TOFA (5-tetradecyloxy-2-furoic acid) is cytotoxic to lung cancer cells NCI-H460 and colon carcinoma cells HCT-8 and HCT-15, with an IC ₅₀ at approximately 5.0, 5.0, and 4.5 μg/mL, respectively. TOFA at 1.0–20.0 μg/mL effectively blocks fatty acid synthesis and induces cell death in a dose-dependent manner. TOFA is found to be cytotoxic to COC1 and COC1/DDP cells with IC ₅₀ values of ~26.1 and 11.6 μg/mL, respectively. TOFA inhibits the proliferation of the cancer cells examined in a time and dose dependent manner, arrests the cells in the G0/G1 cell cycle phase and induces apoptosis. Acetyl-CoA-carboxylase-α (ACCA) is a key enzyme in the regulation of fatty acids synthesis. Inhibition of ACCA by TOFA decreases fatty acid synthesis and induces caspase activation and cell death in most PCa cell lines.
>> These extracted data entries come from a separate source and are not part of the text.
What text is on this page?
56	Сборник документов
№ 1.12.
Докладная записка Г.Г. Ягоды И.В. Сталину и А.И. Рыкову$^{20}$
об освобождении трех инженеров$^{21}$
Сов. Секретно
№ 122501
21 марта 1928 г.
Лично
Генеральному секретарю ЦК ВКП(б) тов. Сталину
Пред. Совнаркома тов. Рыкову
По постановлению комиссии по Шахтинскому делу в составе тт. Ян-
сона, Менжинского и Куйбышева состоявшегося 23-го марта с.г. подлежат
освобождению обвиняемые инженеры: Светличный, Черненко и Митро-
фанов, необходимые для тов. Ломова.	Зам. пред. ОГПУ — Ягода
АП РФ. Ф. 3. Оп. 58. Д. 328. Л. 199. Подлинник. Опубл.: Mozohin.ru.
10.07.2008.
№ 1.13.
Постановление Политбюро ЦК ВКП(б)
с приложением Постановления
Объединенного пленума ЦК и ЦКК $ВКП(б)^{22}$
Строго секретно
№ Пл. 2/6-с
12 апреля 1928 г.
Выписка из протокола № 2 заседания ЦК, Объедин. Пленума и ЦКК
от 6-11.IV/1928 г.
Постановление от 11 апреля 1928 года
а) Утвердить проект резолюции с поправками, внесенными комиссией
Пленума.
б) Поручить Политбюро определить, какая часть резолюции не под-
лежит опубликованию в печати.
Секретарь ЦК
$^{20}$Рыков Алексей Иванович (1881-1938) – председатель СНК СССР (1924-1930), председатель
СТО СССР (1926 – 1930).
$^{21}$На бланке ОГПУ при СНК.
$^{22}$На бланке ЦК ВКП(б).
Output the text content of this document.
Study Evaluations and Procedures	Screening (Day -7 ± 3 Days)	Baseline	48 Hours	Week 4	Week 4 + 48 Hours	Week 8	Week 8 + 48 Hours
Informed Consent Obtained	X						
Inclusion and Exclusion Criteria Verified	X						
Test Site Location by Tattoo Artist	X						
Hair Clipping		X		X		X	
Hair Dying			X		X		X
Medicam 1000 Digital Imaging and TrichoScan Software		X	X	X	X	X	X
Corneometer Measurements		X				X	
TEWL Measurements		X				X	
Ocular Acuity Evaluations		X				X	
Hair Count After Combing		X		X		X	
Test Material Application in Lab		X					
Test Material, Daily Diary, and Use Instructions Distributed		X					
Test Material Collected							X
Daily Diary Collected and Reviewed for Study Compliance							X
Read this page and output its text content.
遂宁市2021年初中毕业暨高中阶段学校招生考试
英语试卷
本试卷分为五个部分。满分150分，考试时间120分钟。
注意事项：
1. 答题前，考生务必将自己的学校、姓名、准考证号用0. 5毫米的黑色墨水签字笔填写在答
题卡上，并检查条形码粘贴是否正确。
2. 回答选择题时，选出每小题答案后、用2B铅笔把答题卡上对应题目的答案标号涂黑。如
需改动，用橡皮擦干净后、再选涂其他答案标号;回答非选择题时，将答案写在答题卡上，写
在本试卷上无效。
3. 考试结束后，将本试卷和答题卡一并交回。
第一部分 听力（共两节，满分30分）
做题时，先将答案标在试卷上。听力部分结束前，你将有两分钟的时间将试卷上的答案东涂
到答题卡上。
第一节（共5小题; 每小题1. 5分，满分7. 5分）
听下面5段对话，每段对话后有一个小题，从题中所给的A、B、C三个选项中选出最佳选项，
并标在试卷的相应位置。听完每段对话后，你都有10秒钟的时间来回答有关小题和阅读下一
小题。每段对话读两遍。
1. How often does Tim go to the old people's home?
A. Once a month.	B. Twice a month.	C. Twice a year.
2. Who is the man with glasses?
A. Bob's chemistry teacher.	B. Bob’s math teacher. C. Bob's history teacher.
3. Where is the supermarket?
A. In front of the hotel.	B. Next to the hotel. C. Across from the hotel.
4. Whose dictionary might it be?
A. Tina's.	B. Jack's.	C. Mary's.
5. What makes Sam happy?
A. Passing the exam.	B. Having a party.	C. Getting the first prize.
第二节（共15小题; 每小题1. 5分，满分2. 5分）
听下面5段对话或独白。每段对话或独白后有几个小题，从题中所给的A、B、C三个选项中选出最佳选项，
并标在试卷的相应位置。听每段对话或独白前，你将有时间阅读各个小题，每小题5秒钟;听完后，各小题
TOFA inhibits COC1/DDP cell growth in ovarian tumor mouse xenografts. The tumor growth rate is signifi?cantly inhibited by TOFA compared with the DMSO treated control mice (1649±356.3 vs. 5128±390.4 mm ³ . No toxicity is observed in the heart, liver, spleen, lung, kidney and intestinal tissues. By inhibiting ACC, TOFA may be a promising small molecule agent for ovarian cancer therapy.